Saturday, November 25, 2017

Docked Next to the Hokule'a

Ancient Hawaiian Sailing Traditions

  After decades of oppression during which many aspects of Hawaiian traditions and language were outright banned in the Hawaiian Islands, there came a light amongst the darkness. Aptly named the Hokule’a, after the bright star Arcturus, this traditional Hawaiian voyaging canoe first set sail in 1975. It set out to prove that the first Hawaiians didn’t just drift here on the currents, and ending up igniting the pride of Hawaiians.

  It has sailed the Polynesian triangle between Hawaii, Tahiti, and the Marqueses Islands several times. And has just returned to the Hawaiian islands after a record setting around-the-world sail during which it continued to share the Aloha spirit and reinvigorate Hawaiian pride. We were lucky enough to share a harbor with the Hokule’a at Molokai this week. I made sure one of our documentaries was about the Hokule’a so the guests knew the importance of the sailing canoe. We checked out Herb Kane’s historic art gallery containing a few paintings of the Hokule’a, which was created with the aid of his drawings and research. And we were lucky enough to have Danny Akaka onboard as a guest presenter. Danny spent time sailing onboard the Hokule’a as their cultural advisor. I thought of him this morning as the ship sailed by the SFX, conch horn blowing loud for all to hear.

  Hawaii is a place filled with traditions like this…if you know where to look. 

Tuesday, November 21, 2017

Swimming with a Hammerhead Shark

8 foot Hammerhead Shark encounter
  Any time I get to swim and photograph sharks I get pretty excited. I have traveled around the world just to have shark encounters, like shark cage diving with great whites in Africa, to shark feeding frenzies in Fiji, thresher sharks in the Philippines, and even a wild shark dive off the east coast of Florida. You can follow the links to see photos from all of those dives. But I get really excited when I just happen upon a shark which is exactly what occurred yesterday off the lava rock coastline of south Kona.

   We had just wrapped up a wonderful snorkel in Kealakekua Bay, near Captain Cook on the Big Island. As we motored our zodiac around the corner we were about to pick up speed when we spotted a large pale grey shadow just under the surface. It was big so I immediately knew it was something special...maybe a manta ray or even a small whale shark. I quickly grabbed my fins and mask, slid off the boat into the water, and swam towards the pale grey shadow...not knowing for sure what it would be.

  At first I could only see that it was a big shark.
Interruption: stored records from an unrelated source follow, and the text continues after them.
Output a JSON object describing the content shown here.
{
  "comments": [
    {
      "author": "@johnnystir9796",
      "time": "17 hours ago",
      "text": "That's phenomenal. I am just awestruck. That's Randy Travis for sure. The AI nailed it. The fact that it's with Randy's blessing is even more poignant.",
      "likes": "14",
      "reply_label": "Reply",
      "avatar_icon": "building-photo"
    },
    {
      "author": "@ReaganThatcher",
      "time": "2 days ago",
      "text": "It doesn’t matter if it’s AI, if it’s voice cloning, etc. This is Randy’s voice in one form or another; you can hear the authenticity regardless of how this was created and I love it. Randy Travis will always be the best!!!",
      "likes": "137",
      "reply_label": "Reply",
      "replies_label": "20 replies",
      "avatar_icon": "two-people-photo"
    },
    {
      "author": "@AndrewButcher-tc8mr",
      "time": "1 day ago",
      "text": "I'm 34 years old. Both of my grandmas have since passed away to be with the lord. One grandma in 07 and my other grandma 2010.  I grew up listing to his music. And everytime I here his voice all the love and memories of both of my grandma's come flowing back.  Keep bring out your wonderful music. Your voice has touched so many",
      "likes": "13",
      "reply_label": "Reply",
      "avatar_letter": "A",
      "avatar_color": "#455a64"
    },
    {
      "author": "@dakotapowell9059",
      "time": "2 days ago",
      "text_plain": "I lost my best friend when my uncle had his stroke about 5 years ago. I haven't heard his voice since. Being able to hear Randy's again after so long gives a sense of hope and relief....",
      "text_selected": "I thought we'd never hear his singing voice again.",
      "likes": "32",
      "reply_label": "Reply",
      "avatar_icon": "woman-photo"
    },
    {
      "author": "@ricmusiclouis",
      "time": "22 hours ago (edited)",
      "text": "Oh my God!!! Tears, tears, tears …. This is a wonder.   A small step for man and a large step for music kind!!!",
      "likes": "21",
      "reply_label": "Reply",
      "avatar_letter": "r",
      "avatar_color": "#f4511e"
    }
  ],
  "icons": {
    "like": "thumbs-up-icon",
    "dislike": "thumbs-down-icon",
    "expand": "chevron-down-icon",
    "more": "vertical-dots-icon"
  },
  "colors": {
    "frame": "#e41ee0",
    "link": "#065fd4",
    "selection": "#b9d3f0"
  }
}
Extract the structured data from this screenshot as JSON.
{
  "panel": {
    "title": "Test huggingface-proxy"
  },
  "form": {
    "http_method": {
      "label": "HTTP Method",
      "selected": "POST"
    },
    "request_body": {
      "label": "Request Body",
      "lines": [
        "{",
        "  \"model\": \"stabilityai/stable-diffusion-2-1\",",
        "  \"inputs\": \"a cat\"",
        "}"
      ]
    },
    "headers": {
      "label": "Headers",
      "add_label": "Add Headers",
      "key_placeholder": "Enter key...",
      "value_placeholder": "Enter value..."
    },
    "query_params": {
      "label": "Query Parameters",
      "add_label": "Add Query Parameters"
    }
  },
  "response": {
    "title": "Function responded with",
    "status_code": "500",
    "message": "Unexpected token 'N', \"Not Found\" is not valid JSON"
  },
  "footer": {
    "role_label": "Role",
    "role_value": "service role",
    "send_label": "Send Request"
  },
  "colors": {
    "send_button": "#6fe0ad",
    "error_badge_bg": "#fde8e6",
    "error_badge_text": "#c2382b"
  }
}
Then as I swam nearer the shark turned its head away from me and I could instantly see it was a big scalloped hammerhead shark. It kept its distance and swam a little deeper. Then, as if it knew what I was thinking, it circled back towards me, giving me one chance to dive down near it before it swam off the ledge into the deep blue. It was a magical encounter with such a big, powerful, and graceful animal. One that I will not forget.

Saturday, November 18, 2017

The More Fun you Have...

   In my job leading adventure cruise trips among the Hawaiian Islands I find the more fun I am having, then the more fun the guests are having. So I try my hardest to get out there and goof off, especially during the swim parties. Here I am trying paddle board headstands, 360's, and a 'point at the camera' leap off the top deck.

Sunday, November 12, 2017

Back in Hawaii

Lava overlook
SFX Crew
  After seven months of working in the Pacific Northwest, British Columbia, and Alaska, I am finally back in the Hawaiian Islands. I'll be running the expedition side of things again on the UnCruise boat Safari Explorer. The trips are one-way, week long, adventures from the Big Island to Molokai, or vice versa. I am excited to see alot of veteran crew back again this year as well as some fine new additions.
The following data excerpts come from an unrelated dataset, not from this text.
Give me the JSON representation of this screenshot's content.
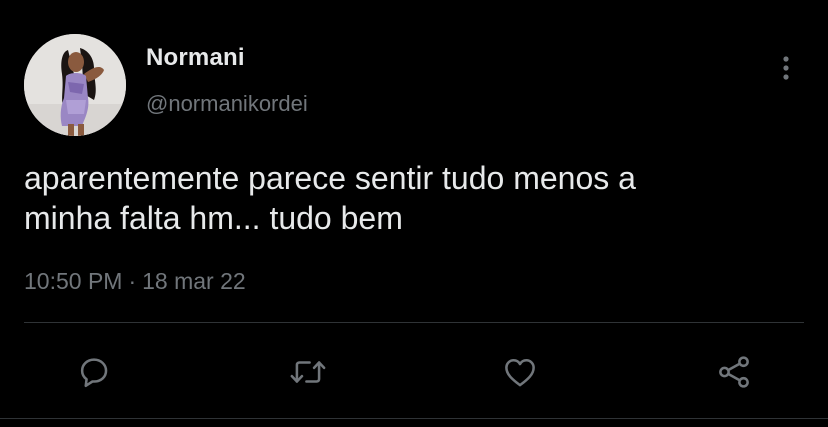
{
  "author": {
    "name": "Normani",
    "handle": "@normanikordei"
  },
  "tweet": {
    "text_line1": "aparentemente parece sentir tudo menos a",
    "text_line2": "minha falta hm... tudo bem",
    "time": "10:50 PM",
    "separator": "·",
    "date": "18 mar 22"
  },
  "actions": [
    "reply-icon",
    "retweet-icon",
    "like-icon",
    "share-icon"
  ],
  "colors": {
    "background": "#000000",
    "primary_text": "#e7e9ea",
    "secondary_text": "#71767b",
    "divider": "#2f3336"
  }
}
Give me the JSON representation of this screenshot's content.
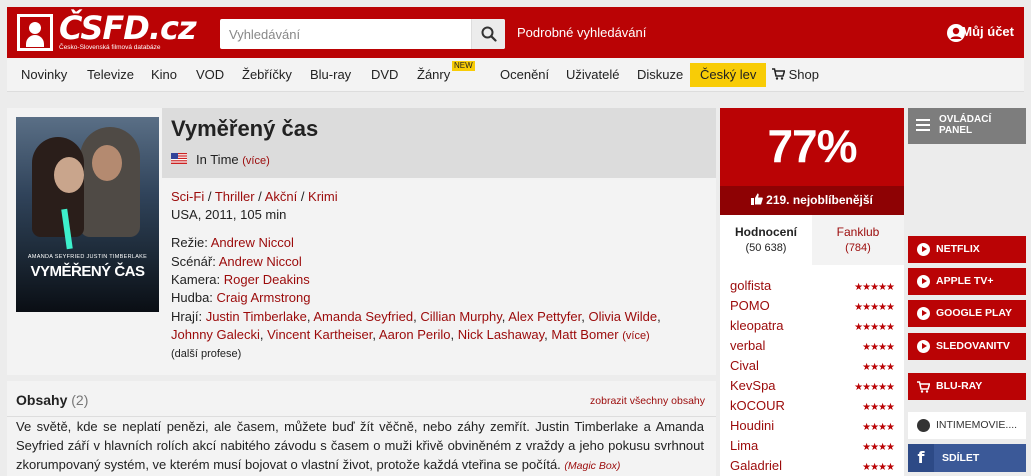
{
  "header": {
    "logo_text": "ČSFD.cz",
    "logo_sub": "Česko-Slovenská filmová databáze",
    "search_placeholder": "Vyhledávání",
    "advanced_search": "Podrobné vyhledávání",
    "account": "Můj účet"
  },
  "nav": {
    "items": [
      "Novinky",
      "Televize",
      "Kino",
      "VOD",
      "Žebříčky",
      "Blu-ray",
      "DVD",
      "Žánry",
      "Ocenění",
      "Uživatelé",
      "Diskuze",
      "Český lev",
      "Shop"
    ],
    "new_badge": "NEW"
  },
  "film": {
    "title": "Vyměřený čas",
    "original_title": "In Time",
    "more": "(více)",
    "genres": [
      "Sci-Fi",
      "Thriller",
      "Akční",
      "Krimi"
    ],
    "origin": "USA, 2011, 105 min",
    "poster_actors": "AMANDA SEYFRIED       JUSTIN TIMBERLAKE",
    "poster_title": "VYMĚŘENÝ ČAS",
    "crew": [
      {
        "role": "Režie:",
        "names": [
          "Andrew Niccol"
        ]
      },
      {
        "role": "Scénář:",
        "names": [
          "Andrew Niccol"
        ]
      },
      {
        "role": "Kamera:",
        "names": [
          "Roger Deakins"
        ]
      },
      {
        "role": "Hudba:",
        "names": [
          "Craig Armstrong"
        ]
      }
    ],
    "cast_label": "Hrají:",
    "cast": [
      "Justin Timberlake",
      "Amanda Seyfried",
      "Cillian Murphy",
      "Alex Pettyfer",
      "Olivia Wilde",
      "Johnny Galecki",
      "Vincent Kartheiser",
      "Aaron Perilo",
      "Nick Lashaway",
      "Matt Bomer"
    ],
    "cast_more": "(více)",
    "more_professions": "(další profese)"
  },
  "plot": {
    "title": "Obsahy",
    "count": "(2)",
    "show_all": "zobrazit všechny obsahy",
    "text": "Ve světě, kde se neplatí penězi, ale časem, můžete buď žít věčně, nebo záhy zemřít. Justin Timberlake a Amanda Seyfried září v hlavních rolích akcí nabitého závodu s časem o muži křivě obviněném z vraždy a jeho pokusu svrhnout zkorumpovaný systém, ve kterém musí bojovat o vlastní život, protože každá vteřina se počítá.",
    "source": "(Magic Box)"
  },
  "rating": {
    "score": "77%",
    "rank": "219. nejoblíbenější",
    "tabs": [
      {
        "label": "Hodnocení",
        "count": "(50 638)"
      },
      {
        "label": "Fanklub",
        "count": "(784)"
      }
    ],
    "users": [
      {
        "name": "golfista",
        "stars": 5
      },
      {
        "name": "POMO",
        "stars": 5
      },
      {
        "name": "kleopatra",
        "stars": 5
      },
      {
        "name": "verbal",
        "stars": 4
      },
      {
        "name": "Cival",
        "stars": 4
      },
      {
        "name": "KevSpa",
        "stars": 5
      },
      {
        "name": "kOCOUR",
        "stars": 4
      },
      {
        "name": "Houdini",
        "stars": 4
      },
      {
        "name": "Lima",
        "stars": 4
      },
      {
        "name": "Galadriel",
        "stars": 4
      }
    ]
  },
  "side": {
    "control_panel": "OVLÁDACÍ PANEL",
    "vod": [
      "NETFLIX",
      "APPLE TV+",
      "GOOGLE PLAY",
      "SLEDOVANITV"
    ],
    "bluray": "BLU-RAY",
    "intime": "INTIMEMOVIE....",
    "share": "SDÍLET"
  },
  "colors": {
    "brand_red": "#ba0305",
    "dark_red": "#8e0204",
    "link_red": "#9b0a0a",
    "highlight_yellow": "#f8cc06",
    "facebook": "#3b5998"
  }
}
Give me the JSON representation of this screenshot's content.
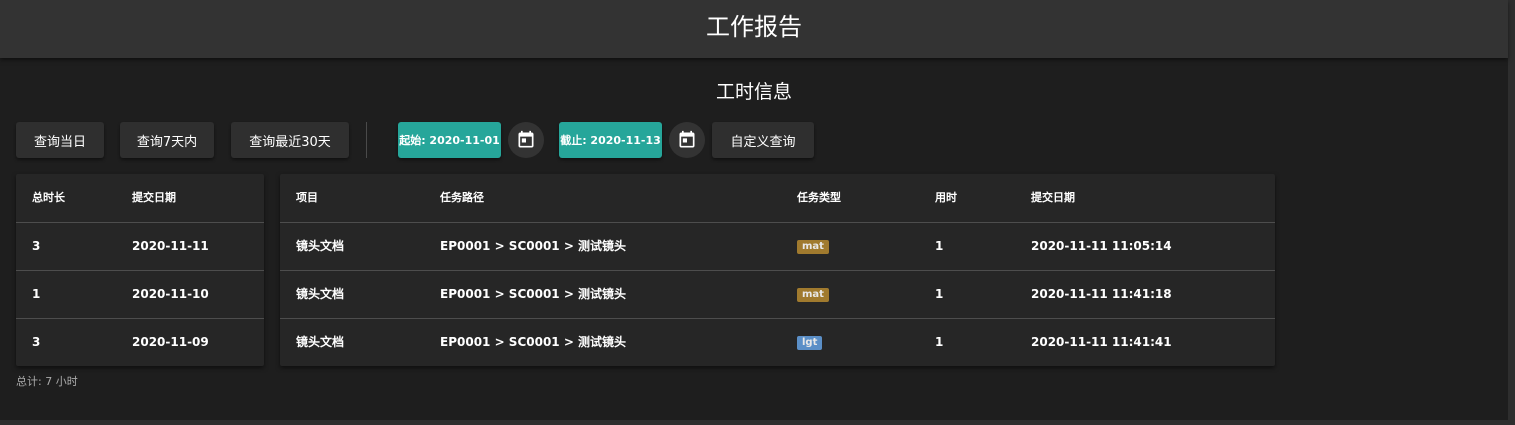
{
  "app": {
    "title": "工作报告"
  },
  "section": {
    "title": "工时信息"
  },
  "toolbar": {
    "today_label": "查询当日",
    "week_label": "查询7天内",
    "month_label": "查询最近30天",
    "start_label": "起始: 2020-11-01",
    "end_label": "截止: 2020-11-13",
    "custom_label": "自定义查询",
    "calendar_icon": "calendar-icon"
  },
  "summary_table": {
    "headers": [
      "总时长",
      "提交日期"
    ],
    "rows": [
      [
        "3",
        "2020-11-11"
      ],
      [
        "1",
        "2020-11-10"
      ],
      [
        "3",
        "2020-11-09"
      ]
    ]
  },
  "detail_table": {
    "headers": [
      "项目",
      "任务路径",
      "任务类型",
      "用时",
      "提交日期"
    ],
    "rows": [
      {
        "project": "镜头文档",
        "path": "EP0001 > SC0001 > 测试镜头",
        "type": "mat",
        "type_color": "#a07a2e",
        "time": "1",
        "date": "2020-11-11 11:05:14"
      },
      {
        "project": "镜头文档",
        "path": "EP0001 > SC0001 > 测试镜头",
        "type": "mat",
        "type_color": "#a07a2e",
        "time": "1",
        "date": "2020-11-11 11:41:18"
      },
      {
        "project": "镜头文档",
        "path": "EP0001 > SC0001 > 测试镜头",
        "type": "lgt",
        "type_color": "#5b8fc7",
        "time": "1",
        "date": "2020-11-11 11:41:41"
      }
    ]
  },
  "total": {
    "label": "总计: 7 小时"
  },
  "colors": {
    "accent": "#26a69a",
    "background": "#1e1e1e",
    "app_bar": "#333333"
  }
}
Bowriding Spinner Dolphins
Backflipping dolphins
  We managed a few days of training before the boat showed up and again I took advantage of that time to get the crew over to the Hilo side of the Big Island to see the active volcano. The flow has moved a little from last year and is just trickling into the ocean now compared to the fire hose that caused a huge steam cloud last winter. We tried to walk uphill towards the fresh surface flows but were eventually turned around by the sheer distance across the treacherous terrain.

  Our first weeklong trip is already in the bag. We had a packed boat with wonderful guests. And despite not seeing manta rays on our night snorkel we did have many dolphin encounters including the playful spinner dolphins pictured here, and we swam with more turtles than we could shake a stick at. An early humpback whale was added to the list right before we took the guests on a rare backwall Molokini snorkel.

Crew bonding on the lava fields
  I always worry that my Hawaii information will disappear in the months that I spend guiding up in Alaska, but again it came rushing back to me when I needed it and now I am feeling like mid-season form. The crew is also firing on all cylinders making for a very smooth trip. The sun just rose here in Molokai so I'm off for an all day adventure of waterfall hiking and cultural immersion. Hopefully lots more Hawaii post to come!